Como é possível perceber, o relatório da OMS traz consigo a responsabilidade de trabalhar com a saúde mental de forma holística e ampla. Nesse sentido, o papel da comunicação (em suas mais variadas frentes, iniciativas e formatos) é de extrema relevância, pois mais do que uma campanha de conscientização, é necessário dar visibilidade às diversas ações existentes para que haja efetivo acesso a serviços de saúde mental.

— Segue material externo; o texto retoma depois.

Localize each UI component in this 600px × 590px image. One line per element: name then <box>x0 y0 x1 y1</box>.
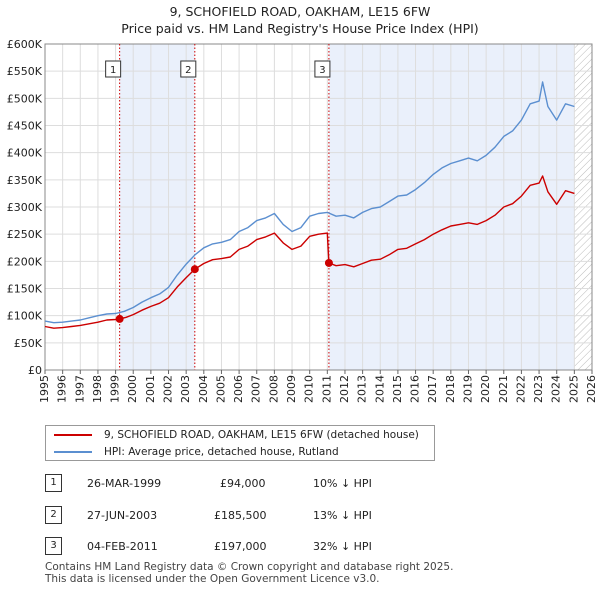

De acordo com a OPAS, apenas 6% da população latino-americana tem acesso a tratamentos de saúde mental, sendo que essa porcentagem é ainda menor em regiões mais remotas e em países com economias mais vulneráveis. Alguns fatores contribuem para o aumento dos problemas de saúde mental na América Latina, como a desigualdade social, a violência, o desemprego e a falta de acesso a serviços de saúde mental. Por causa desses fatores, muitas pessoas não recebem o tratamento adequado para seus problemas de saúde mental, o que pode levar a complicações mais sérias.

É importante destacar que, apesar da situação atual, há algumas iniciativas sendo tomadas para melhorar a saúde mental na América Latina. Alguns países têm aumentado o financiamento para programas de saúde mental e outras iniciativas, como treinamento de profissionais da saúde para tratar problemas de saúde mental. No Chile, por exemplo, o governo já estabeleceu a saúde mental como prioridade, tendo um orçamento público de US$ 19 bilhões destinados ao reforço de prevenção e tratamento a essas doenças em 2023.

Entretanto, ainda há muito trabalho a ser feito. A promoção da conscientização pública sobre a saúde mental pode ajudar a eliminar estigmas associados a transtornos mentais e encorajar pessoas a buscar apoio. E para isso, cabe  aos governos aumentar o investimento em serviços de qualidade, a fim de garantir que a população tenha mais acesso à informação para que os problemas sejam detectados precocemente e tratados adequadamente. 

A consciência da sociedade é fator-chave para promover a mudança dessa situação.  As estratégias de comunicação podem permitir a criação de um ambiente favorável para a discussão e viabilização de políticas públicas eficazes. Estamos falando de um conjunto de ações governamentais, sociais e culturais destinadas a melhorar o acesso à assistência, garantir a qualidade da prestação dos serviços, melhorar o conhecimento e compreensão da saúde mental, e promover a saúde mental no âmbito da comunidade, educação e trabalho. Ou seja, acesso ao cuidado, seja amplo ou específico, mas no fim das contas, genuíno.